Zakaz sprzedaży alkoholu nocą? Polacy nie mają wątpliwości
Nocna prohibicja obowiązuje m.in. w Krakowie. Przed podjęciem decyzji w tej sprawie władze miasta zwróciły się w tej sprawie do mieszkańców miasta. W ankiecie wzięło udział 12 tys. osób. Ponad połowa z nich (54,77 proc.) poparła ten pomysł. Przeciw było 45,23 proc. respondentów. Krakowianie, którzy uczestniczyli w sesji Rady Miejskiej, podczas której przegłosowano uchwałę, wskazywali, że jej wprowadzenie zwiększy bezpieczeństwo w mieście, w okolicach sklepów będzie czyściej, a mniej odurzeni alkoholem turyści i mieszkańcy nie będą aż tak hałasować. Czy tego rodzaju zakaz powinien być wprowadzony w całej Polsce i obejmować stacje benzynowe? O to zapytała Polaków pracownia United Surveys w sondażu przeprowadzonym na zlecenie RMF FM i "Dziennika Gazety Prawnej".

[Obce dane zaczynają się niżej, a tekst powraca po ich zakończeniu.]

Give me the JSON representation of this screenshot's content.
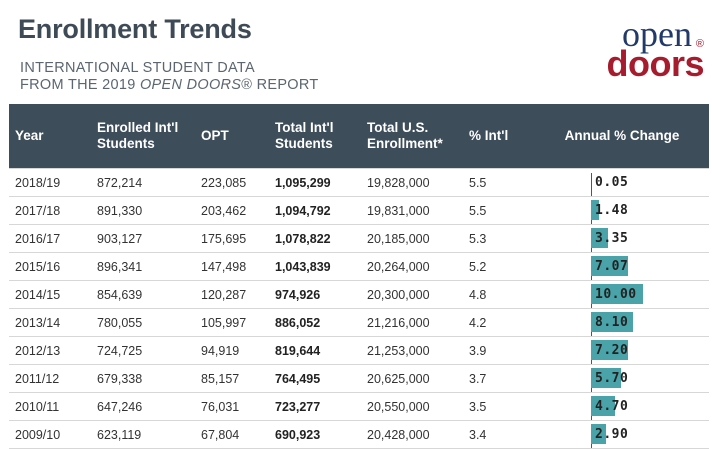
{
  "header": {
    "title": "Enrollment Trends",
    "subtitle_line1": "INTERNATIONAL STUDENT DATA",
    "subtitle_line2_pre": "FROM THE 2019 ",
    "subtitle_line2_em": "OPEN DOORS",
    "subtitle_line2_post": "® REPORT"
  },
  "logo": {
    "top": "open",
    "bottom": "doors",
    "mark": "®"
  },
  "colors": {
    "header_bg": "#3e4d5a",
    "bar": "#4aa3a8",
    "logo_blue": "#223a6a",
    "logo_red": "#a61c2e"
  },
  "chart_data": {
    "type": "table",
    "columns": [
      "Year",
      "Enrolled Int'l Students",
      "OPT",
      "Total Int'l Students",
      "Total U.S. Enrollment*",
      "% Int'l",
      "Annual % Change"
    ],
    "rows": [
      {
        "year": "2018/19",
        "enrolled": "872,214",
        "opt": "223,085",
        "total_intl": "1,095,299",
        "total_us": "19,828,000",
        "pct_intl": "5.5",
        "annual_change": "0.05"
      },
      {
        "year": "2017/18",
        "enrolled": "891,330",
        "opt": "203,462",
        "total_intl": "1,094,792",
        "total_us": "19,831,000",
        "pct_intl": "5.5",
        "annual_change": "1.48"
      },
      {
        "year": "2016/17",
        "enrolled": "903,127",
        "opt": "175,695",
        "total_intl": "1,078,822",
        "total_us": "20,185,000",
        "pct_intl": "5.3",
        "annual_change": "3.35"
      },
      {
        "year": "2015/16",
        "enrolled": "896,341",
        "opt": "147,498",
        "total_intl": "1,043,839",
        "total_us": "20,264,000",
        "pct_intl": "5.2",
        "annual_change": "7.07"
      },
      {
        "year": "2014/15",
        "enrolled": "854,639",
        "opt": "120,287",
        "total_intl": "974,926",
        "total_us": "20,300,000",
        "pct_intl": "4.8",
        "annual_change": "10.00"
      },
      {
        "year": "2013/14",
        "enrolled": "780,055",
        "opt": "105,997",
        "total_intl": "886,052",
        "total_us": "21,216,000",
        "pct_intl": "4.2",
        "annual_change": "8.10"
      },
      {
        "year": "2012/13",
        "enrolled": "724,725",
        "opt": "94,919",
        "total_intl": "819,644",
        "total_us": "21,253,000",
        "pct_intl": "3.9",
        "annual_change": "7.20"
      },
      {
        "year": "2011/12",
        "enrolled": "679,338",
        "opt": "85,157",
        "total_intl": "764,495",
        "total_us": "20,625,000",
        "pct_intl": "3.7",
        "annual_change": "5.70"
      },
      {
        "year": "2010/11",
        "enrolled": "647,246",
        "opt": "76,031",
        "total_intl": "723,277",
        "total_us": "20,550,000",
        "pct_intl": "3.5",
        "annual_change": "4.70"
      },
      {
        "year": "2009/10",
        "enrolled": "623,119",
        "opt": "67,804",
        "total_intl": "690,923",
        "total_us": "20,428,000",
        "pct_intl": "3.4",
        "annual_change": "2.90"
      }
    ],
    "bar_scale_max": 10
  }
}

Sondaż: Polacy nie chcą nocnej prohibicji
"Czy popierasz zakaz sprzedaży alkoholu w sklepach po godzinie 22.00?" – na tak zadane pytanie twierdząco odpowiedziało 34,4 procent respondentów. Sprzeciw wobec nocnej prohibicji wyraziło aż 64,1 proc. badanych. 1,5 proc. nie miało swojego zdania w tej sprawie.
Polacy okazują się jednak podzieleni w kwestii zakazu sprzedaży alkoholu na stacjach benzynowych. Taki pomysł popiera 42,9 proc. ankietowanych. Przeciwko było w badaniu 55,4 proc., zaś 1,7 proc. wskazało odpowiedź "Nie wiem/ Trudno powiedzieć".
Negatywny stosunek Polaków do reklam alkoholu
Co ciekawe, większość osób biorących udział w badaniu – 58 proc. – wyraziła akceptację dla zakazu sprzedaży alkoholu przez internet także zakazu reklamowania alkoholu. Negatywny stosunek do reklamowania napojów alkoholowych wyraziło aż 63,4 proc. badanych.
Badanie United Surveys dla RMF FM i "Dziennika Gazety Prawnej" zostało zrealizowane na próbie 1000 osób w dniach 10-12 maja 2024 roku, metodą metodą mix-mode online oraz telefonicznych, standaryzowanych wywiadów kwestionariuszowych wspomaganych komputerowo (CAWI/CATI).